Philippe Raynaud, Armand Colin, 2008, 288 p. 22,50 €
L’histoire récente de la philosophie du droit est assez mouvementée. Après une phase de désintérêt quasi général de la part des intellectuels durant les années 1960, la disparition des régimes communistes en Europe et la perspective d’une fin de l’histoire ont amené un véritable renouveau de la discipline. De nombreuses problématiques nouvelles concernant l’État de droit, les droits de l’homme et la place du sujet dans la société ont connu un bel essor jusque dans la décennie 1990. Mais l’enthousiasme semble s’être calmé depuis : nous assistons, affirme Philippe Raynaud, à un « désenchantement du droit », concomitant au déclin des espoirs de paix nés il y a vingt ans.
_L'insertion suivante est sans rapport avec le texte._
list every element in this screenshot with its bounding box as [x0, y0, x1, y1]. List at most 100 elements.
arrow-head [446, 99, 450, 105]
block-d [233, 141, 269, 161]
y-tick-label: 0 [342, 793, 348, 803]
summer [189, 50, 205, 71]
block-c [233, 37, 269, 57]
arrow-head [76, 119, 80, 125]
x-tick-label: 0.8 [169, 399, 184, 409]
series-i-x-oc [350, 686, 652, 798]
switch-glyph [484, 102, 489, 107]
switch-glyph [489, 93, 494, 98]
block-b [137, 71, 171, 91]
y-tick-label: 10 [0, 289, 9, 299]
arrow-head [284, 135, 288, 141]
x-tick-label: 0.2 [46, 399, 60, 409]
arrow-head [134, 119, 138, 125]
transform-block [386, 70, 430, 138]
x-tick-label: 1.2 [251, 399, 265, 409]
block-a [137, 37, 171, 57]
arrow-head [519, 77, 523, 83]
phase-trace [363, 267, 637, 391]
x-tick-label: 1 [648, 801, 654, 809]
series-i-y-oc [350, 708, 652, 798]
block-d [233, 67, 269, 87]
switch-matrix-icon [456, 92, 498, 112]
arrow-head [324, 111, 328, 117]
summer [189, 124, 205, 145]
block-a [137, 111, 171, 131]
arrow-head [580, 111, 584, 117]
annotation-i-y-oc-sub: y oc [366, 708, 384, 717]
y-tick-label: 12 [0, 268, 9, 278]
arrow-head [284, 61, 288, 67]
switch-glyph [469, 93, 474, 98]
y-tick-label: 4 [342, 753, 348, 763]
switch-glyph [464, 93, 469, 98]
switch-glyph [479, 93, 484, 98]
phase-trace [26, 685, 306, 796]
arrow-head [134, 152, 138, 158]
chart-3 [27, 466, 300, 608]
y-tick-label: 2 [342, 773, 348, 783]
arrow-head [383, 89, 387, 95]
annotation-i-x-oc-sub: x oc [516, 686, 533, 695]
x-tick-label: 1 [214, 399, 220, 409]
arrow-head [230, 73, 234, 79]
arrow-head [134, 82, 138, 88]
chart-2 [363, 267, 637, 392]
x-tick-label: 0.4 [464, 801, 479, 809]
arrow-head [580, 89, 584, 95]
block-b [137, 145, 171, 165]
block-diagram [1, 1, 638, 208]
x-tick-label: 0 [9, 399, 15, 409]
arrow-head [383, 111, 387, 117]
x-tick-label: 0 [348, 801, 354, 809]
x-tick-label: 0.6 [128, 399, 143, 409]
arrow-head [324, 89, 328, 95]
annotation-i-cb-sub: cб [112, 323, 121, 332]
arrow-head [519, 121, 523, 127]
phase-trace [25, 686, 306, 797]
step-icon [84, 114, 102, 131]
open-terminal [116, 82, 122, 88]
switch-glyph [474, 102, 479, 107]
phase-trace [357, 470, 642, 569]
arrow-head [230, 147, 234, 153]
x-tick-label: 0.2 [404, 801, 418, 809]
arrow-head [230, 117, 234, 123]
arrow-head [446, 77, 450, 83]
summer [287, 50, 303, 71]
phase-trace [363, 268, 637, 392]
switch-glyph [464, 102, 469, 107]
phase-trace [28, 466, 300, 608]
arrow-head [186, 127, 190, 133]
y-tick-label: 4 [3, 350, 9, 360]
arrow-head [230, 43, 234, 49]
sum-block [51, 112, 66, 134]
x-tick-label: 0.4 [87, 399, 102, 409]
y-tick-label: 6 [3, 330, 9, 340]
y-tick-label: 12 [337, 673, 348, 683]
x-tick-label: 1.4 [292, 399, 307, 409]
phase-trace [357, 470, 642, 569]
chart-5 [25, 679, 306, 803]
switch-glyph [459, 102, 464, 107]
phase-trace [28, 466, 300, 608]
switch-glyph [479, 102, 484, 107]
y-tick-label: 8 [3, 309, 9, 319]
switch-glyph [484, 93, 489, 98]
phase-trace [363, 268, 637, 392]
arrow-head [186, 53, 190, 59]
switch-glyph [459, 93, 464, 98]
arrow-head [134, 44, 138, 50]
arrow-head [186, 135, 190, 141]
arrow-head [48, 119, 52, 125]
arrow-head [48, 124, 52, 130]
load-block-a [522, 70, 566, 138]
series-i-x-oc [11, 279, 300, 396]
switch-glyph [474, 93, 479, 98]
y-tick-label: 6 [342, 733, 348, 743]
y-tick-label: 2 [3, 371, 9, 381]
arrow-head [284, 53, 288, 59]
La recherche du soft power, la confiance dans la régulation des relations internationales, l’instauration de l’égalité formelle : ces idéaux ont été largement déçus à l’échelle mondiale, et ont entraîné avec eux bien des espoirs suscités par l’arbitrage du droit.

 

À travers ces aléas de popularité, on voit à quel point la philosophie du droit peut être sollicitée par l’actualité et touche directement aux rapports entre vérité, justice et pouvoir. Retraçant la genèse de ces questions, P. Raynaud montre comment aujourd’hui encore ces problématiques classiques alimentent les débats entre deux courants bien vivants de la pensée du droit. Le premier, rationaliste, défendu notamment par Jürgen Habermas et Ronald Dworkin, place au cœur du droit les exigences morales, indépendantes du législateur. Ce qui n’empêche pas que les principes de liberté et d’égalité soient le fruit d’un travail permanent de discussion démocratique. Le second courant, positiviste et sceptique, rejette, en se réclamant de Hans Kelsen, de Norberto Bobbio et de Michel Troper, l’existence de valeurs absolues, qui tendent toujours à instaurer le règne d’une élite intellectuelle détachée de la volonté populaire.